Breaking the Bloody Mexican Drug Cartels

“When the Mexican legislature meets this fall, it is poised to pass a marijuana legalization bill. The legislation will legalize cannabis for all uses—recreational, medical, industrial—and will create a Mexican Cannabis Institute to grant licenses for the cultivation, processing, sale, import, export, and research of marijuana. The country’s president and ruling political party have both endorsed the initiative, and it has already been approved by three Senate committees.

The bill’s backers hope it will curb the influence of Mexico’s drug cartels. Marijuana accounts for upwards of half of the cartels’ revenues, which are estimated to range between $20 and $50 billion dollars annually.

The past year has been the bloodiest yet in Mexico’s war against the cartels. When security forces in the city of Culiacan tried to arrest the son of drug lord El Chapo Guzmán in October 2019, they found themselves outnumbered and outgunned by the Sinaloa Cartel. In June, gangsters ambushed Mexico City’s police chief with 400 rounds of ammunition from semi-automatic rifles; in July, cartel gunmen massacred 26 residents of a drug rehab center in Guanajuato.

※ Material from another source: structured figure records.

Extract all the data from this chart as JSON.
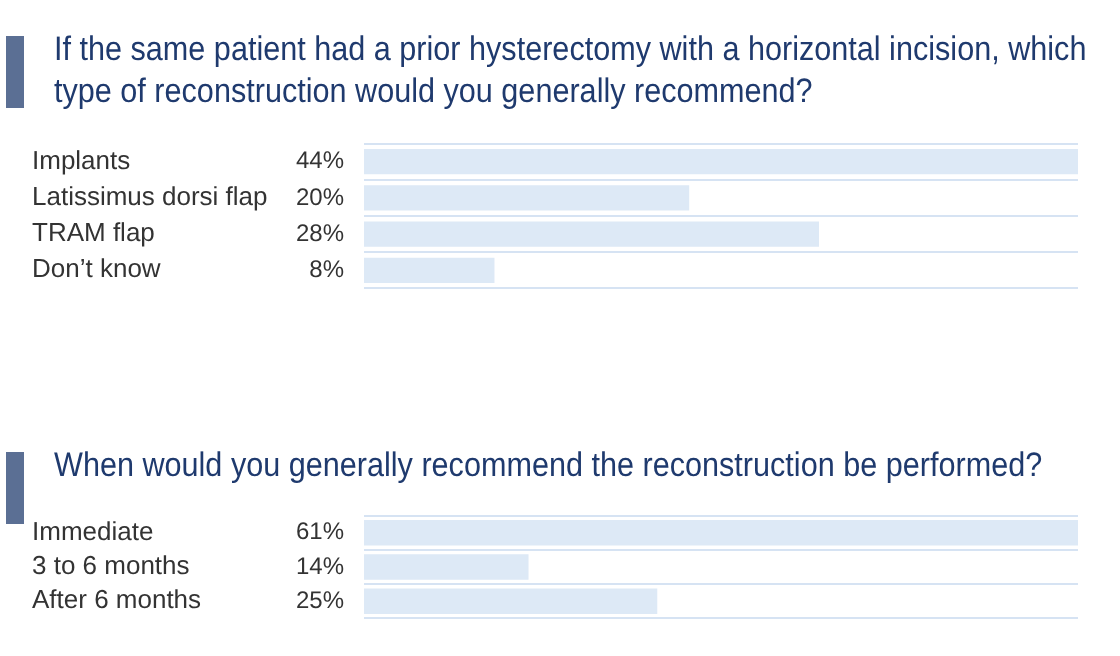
{
  "chart_data": [
    {
      "type": "bar",
      "orientation": "horizontal",
      "title": "If the same patient had a prior hysterectomy with a horizontal incision, which type of reconstruction would you generally recommend?",
      "categories": [
        "Implants",
        "Latissimus dorsi flap",
        "TRAM flap",
        "Don’t know"
      ],
      "values": [
        44,
        20,
        28,
        8
      ],
      "value_labels": [
        "44%",
        "20%",
        "28%",
        "8%"
      ],
      "color": "#dde9f6",
      "grid": "y"
    },
    {
      "type": "bar",
      "orientation": "horizontal",
      "title": "When would you generally recommend the reconstruction be performed?",
      "categories": [
        "Immediate",
        "3 to 6 months",
        "After 6 months"
      ],
      "values": [
        61,
        14,
        25
      ],
      "value_labels": [
        "61%",
        "14%",
        "25%"
      ],
      "color": "#dde9f6",
      "grid": "y"
    }
  ]
}
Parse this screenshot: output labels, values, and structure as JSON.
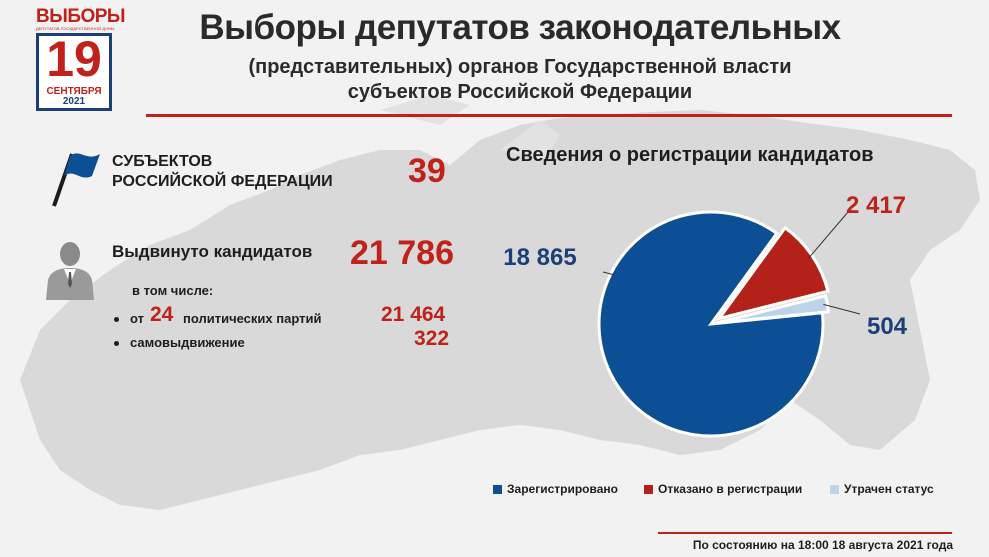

In the past decade, Mexico has suffered 250,000 homicides because of the drug war. Whole swaths of the country are now controlled by organized crime, including the states of Guerrero, Michoacan, Morelos, and Tamaulipas. The Jalisco New Generation Cartel (CJNG) has killed more than 100 officials in the state of Jalisco alone, including federal, state, and local policemen, soldiers, mayors, and city council members. In June, it killed a federal judge and his wife. A U.S. Army Intelligence report estimates that over a six-year period, 150,000 of the Mexican army’s 250,000 soldiers deserted, finding higher wages in the drug industry.”

“When Prohibition ended in 1933, so did much of the criminal violence that haunted the United States during the Prohibition era. Latin Americans have good reason to think the same thing will happen in their countries if they end narco-prohibition.”